Saint Luc a écrit deux livres qui sont étroitement liés entre eux : l’Évangile et les Actes des Apôtres. Entre ces deux textes, au-delà des parallèles théologiques, il existe de nombreuses similitudes verbales[1]. Cependant, une exception apparente surprend parfois. Dans les Actes, à la fin du discours de saint Paul à Milet, un dit en forme de maxime est solennellement attribué à Jésus. Ce grand discours d’adieu, que Paul adresse à ses frères chrétiens, se conclut par les paroles : « De toute manière je vous l’ai montré : c’est en peinant ainsi qu’il faut venir en aide aux faibles et se souvenir des paroles du Seigneur Jésus, qui a dit lui-même : Il y a plus de bonheur à donner qu’à recevoir » (Ac 20,35).
La surprise est totale, d’abord parce que Paul n’a pas l’habitude de citer Jésus (ni chez Luc ni dans ses lettres), mais aussi parce que le lecteur ne se souvient pas d’avoir lu cette maxime dans l’Évangile. La première question soulevée par cette béatitude est liée à son origine : vient-elle, oui ou non, du Seigneur ?

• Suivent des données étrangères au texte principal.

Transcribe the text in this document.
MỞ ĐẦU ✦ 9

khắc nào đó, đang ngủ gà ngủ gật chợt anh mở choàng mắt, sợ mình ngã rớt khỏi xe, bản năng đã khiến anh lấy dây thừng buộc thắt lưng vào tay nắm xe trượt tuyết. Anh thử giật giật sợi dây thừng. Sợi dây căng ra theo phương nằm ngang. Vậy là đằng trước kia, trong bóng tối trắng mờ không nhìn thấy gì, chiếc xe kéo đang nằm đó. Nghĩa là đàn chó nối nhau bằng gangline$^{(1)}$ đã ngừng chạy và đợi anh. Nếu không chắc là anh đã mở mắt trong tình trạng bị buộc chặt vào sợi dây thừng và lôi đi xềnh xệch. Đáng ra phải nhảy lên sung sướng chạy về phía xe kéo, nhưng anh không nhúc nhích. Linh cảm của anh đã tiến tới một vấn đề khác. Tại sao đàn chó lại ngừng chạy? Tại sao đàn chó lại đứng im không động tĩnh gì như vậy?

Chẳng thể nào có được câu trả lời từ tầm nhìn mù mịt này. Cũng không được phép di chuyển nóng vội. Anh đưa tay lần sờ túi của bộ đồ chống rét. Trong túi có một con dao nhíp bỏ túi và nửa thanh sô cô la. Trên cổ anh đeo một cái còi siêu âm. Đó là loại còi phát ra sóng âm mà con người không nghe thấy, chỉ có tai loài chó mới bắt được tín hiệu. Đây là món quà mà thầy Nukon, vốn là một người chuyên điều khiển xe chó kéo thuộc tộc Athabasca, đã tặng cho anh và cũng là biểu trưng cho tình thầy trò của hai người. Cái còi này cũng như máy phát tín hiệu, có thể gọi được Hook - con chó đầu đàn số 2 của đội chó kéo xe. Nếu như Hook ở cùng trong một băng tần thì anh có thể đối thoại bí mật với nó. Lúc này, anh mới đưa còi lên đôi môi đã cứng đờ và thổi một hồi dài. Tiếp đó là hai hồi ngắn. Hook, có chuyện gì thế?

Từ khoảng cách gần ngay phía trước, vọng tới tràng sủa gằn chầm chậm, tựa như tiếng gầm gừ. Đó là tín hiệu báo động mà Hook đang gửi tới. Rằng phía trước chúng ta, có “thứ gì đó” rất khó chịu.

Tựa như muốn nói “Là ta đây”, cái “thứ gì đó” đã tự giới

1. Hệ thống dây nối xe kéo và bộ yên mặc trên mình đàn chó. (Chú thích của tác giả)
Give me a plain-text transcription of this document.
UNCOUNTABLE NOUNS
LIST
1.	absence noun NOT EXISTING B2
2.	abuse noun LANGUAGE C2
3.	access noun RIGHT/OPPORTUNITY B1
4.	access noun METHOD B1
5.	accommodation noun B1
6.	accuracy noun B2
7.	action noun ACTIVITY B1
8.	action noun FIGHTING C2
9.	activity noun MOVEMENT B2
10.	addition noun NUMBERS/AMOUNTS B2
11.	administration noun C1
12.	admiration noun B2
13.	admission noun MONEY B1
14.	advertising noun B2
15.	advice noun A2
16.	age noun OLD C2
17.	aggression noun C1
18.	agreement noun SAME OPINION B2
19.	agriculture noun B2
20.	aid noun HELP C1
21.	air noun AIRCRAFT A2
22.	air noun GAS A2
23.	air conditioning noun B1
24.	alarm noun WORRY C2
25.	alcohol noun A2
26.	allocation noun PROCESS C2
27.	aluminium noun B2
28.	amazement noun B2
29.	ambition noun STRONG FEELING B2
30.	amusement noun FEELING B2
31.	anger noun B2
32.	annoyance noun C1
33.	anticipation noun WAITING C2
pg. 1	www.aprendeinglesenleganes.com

Le lecteur qui a confiance en Luc n’a aucune raison d’en douter, mais une autre question se pose : pourquoi Luc ne l’a-t-il pas intégrée dans son Évangile ? Le contenu de la maxime soulève également des interrogations. Le Jésus lucanien dit en substance : « Heureux le donner plus que le recevoir. » La réflexion sur le don, suite à l’article – qui fit date en 1923 – de l’anthropologue Marcel Mauss (Essai sur le don. Forme et raison de l’échange dans les sociétés archaïques), est devenue un aspect fondamental de l’anthropologie et de la philosophie contemporaine. Sur le plan social, dans notre société libérale et consumériste, reste-t-il ou non un espace pour le don ? Et, sur le plan individuel, est-il encore possible, après Freud, de penser qu’une véritable gratuité puisse exister entre les hommes ? Le don n’est-il pas qu’une illusion ? L’enjeu lié à cette maxime est donc double : Luc nous a-t-il conservé une parole du Seigneur qui était restée jusque-là inconnue ? Et cette dernière peut-elle trouver ou non un écho dans la réflexion anthropologique actuelle ? Il est intéressant d’approfondir ces deux points.